Friends Ill have to posit something for you as a medical officer myself, not on behalf of my Health Ministry or doctors for that matter. The issue was initially thrown overboard in the media(without much thought I guess) and it is sad because only one causal aspect was highlighted (officers working offshore). Nor was there any clear solution suggested for the problem and that is why we assume and presume; we suggest and propose, and exercise our calculated guesses and freedoms (rightfully). Togamae has referred to some of the practical constraints and, good on him, gave us a menu to select from in addressing this issue. I do not brush aside petty politics as a form of insecurity. More doctors left our poor nation during the ethnic tension, and that was when tight budgeting by the government means a smile to the "army" and a frown for the rest of us. These guys who left did so for their security(e.g, help them repay their housing loans and as well as to avoid the treakling consequences of poor political judgments which resulted in some degree of harassments). Most of us were intimidated but heartfully remained to serve the country.
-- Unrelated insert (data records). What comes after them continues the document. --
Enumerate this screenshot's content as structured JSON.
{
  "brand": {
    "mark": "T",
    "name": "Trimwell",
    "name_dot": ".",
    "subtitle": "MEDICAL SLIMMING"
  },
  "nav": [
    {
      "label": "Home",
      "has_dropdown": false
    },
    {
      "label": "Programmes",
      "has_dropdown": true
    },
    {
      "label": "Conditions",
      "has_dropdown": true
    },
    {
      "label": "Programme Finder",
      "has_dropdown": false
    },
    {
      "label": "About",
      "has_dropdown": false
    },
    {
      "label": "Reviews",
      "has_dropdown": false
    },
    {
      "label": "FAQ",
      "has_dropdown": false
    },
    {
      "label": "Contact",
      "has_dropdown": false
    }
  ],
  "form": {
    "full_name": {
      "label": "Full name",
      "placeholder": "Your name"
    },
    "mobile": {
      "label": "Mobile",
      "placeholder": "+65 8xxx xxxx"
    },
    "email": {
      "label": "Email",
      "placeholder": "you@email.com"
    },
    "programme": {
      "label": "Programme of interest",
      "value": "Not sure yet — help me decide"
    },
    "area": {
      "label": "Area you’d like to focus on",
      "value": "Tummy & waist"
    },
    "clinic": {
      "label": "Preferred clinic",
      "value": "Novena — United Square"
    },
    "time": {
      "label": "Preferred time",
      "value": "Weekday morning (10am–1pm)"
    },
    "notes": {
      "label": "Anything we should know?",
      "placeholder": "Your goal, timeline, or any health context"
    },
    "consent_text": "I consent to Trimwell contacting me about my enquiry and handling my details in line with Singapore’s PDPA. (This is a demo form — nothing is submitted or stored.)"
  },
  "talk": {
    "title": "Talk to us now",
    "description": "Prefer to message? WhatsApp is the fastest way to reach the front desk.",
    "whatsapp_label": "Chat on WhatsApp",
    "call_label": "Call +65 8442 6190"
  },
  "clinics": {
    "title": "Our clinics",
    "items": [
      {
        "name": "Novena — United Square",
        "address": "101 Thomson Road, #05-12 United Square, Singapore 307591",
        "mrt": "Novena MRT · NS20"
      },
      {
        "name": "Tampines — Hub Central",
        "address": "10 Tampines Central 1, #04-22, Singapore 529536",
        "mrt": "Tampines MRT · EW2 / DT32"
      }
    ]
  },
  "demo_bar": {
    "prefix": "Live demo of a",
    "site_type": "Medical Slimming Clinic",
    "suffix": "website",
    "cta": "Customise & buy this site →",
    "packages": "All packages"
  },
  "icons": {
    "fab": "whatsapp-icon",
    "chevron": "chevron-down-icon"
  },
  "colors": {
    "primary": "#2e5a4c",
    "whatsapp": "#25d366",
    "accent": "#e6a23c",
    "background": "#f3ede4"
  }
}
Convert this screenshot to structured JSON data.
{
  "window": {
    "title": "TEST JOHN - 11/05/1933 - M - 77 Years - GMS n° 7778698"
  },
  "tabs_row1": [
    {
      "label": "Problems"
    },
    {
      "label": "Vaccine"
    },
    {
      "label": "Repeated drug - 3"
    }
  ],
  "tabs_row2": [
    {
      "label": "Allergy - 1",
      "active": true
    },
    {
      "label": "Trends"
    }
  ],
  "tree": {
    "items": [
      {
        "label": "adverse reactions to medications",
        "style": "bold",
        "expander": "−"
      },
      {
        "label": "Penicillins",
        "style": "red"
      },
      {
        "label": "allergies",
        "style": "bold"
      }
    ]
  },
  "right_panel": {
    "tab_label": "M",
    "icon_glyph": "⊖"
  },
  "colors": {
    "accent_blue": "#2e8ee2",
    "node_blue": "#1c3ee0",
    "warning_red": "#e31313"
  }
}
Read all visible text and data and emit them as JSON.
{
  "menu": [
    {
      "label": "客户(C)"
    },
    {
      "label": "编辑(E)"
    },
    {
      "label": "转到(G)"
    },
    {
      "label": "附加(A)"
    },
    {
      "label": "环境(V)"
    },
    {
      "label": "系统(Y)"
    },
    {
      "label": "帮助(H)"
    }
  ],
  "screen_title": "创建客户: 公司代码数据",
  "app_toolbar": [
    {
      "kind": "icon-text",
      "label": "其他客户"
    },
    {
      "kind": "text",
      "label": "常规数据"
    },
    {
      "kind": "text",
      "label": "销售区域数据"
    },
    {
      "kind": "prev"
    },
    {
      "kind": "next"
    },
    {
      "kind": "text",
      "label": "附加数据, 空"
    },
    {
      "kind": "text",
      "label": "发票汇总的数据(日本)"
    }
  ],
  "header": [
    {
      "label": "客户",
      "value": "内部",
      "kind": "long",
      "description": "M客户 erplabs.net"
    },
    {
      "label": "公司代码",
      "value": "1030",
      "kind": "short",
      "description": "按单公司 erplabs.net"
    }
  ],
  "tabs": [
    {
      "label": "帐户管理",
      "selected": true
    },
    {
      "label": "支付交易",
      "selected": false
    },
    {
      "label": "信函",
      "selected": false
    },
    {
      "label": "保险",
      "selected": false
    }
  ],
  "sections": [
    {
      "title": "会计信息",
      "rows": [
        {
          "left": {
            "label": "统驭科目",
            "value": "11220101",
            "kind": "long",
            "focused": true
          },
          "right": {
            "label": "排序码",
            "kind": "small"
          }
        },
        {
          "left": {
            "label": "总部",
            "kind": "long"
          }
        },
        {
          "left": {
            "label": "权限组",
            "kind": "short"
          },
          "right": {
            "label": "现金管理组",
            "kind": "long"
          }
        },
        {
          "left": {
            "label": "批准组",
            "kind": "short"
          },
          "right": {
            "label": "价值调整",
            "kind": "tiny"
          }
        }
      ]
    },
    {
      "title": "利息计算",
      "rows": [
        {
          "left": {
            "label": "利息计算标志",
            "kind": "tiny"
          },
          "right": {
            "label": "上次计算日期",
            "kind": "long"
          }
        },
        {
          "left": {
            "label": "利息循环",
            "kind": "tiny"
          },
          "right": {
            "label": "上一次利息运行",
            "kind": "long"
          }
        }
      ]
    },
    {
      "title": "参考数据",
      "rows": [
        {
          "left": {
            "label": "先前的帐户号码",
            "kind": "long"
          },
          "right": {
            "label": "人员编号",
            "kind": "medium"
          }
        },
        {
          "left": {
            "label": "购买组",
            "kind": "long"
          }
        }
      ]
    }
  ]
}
Not completely correct; most of our academic certificates were either SICHEs or somehere within the rungs or not in "demanding" professions. Otherwise a handful of us would have trekked the same path then.

As alluded to by someone already there was an attempt to revive the Doctors' Scheme of Service (SoS), the very document which was the center of the Dr's strike in the late 80s or early 90s. At least its implementation was pursued but was then "on hold" and archived. Now we have a few of our Drs returning partly due to this partial execution of the SoS.

Another point: never before has the Ministry of Health intensively engaged in postgraduate training than this very moment, and one can reason that with the minute number of Drs we have even the absence of one officer would be at the public's outcry and peril. Expediting for greener pastures is not confined to this profession only. The government is affected sector-wide. The NTU and other relevant govt institution may have forgotten to review and evaluate their training catalogues and consult the various ministries on the pool of human resource it has bred over the decades. I'm pretty sure we would have been shocked to see any publication from the NTU and the colossal deficits in manpower within the various sectors. What I am trying to arrive at now is that this brain-drain is sector-wide (the addresses of several conrtibutors here is a dubious demonstration already). I am sure you would agree with me that masterplans alone would be less suffice to make any concrete impact. We need some form of regulatory voucher in the legislature as well (if there is none) to enforce what is available there and strengthen enabling environments. The professional organizations (e,g SIMA) should be listening now to the public grievances tampering with our ear-drums.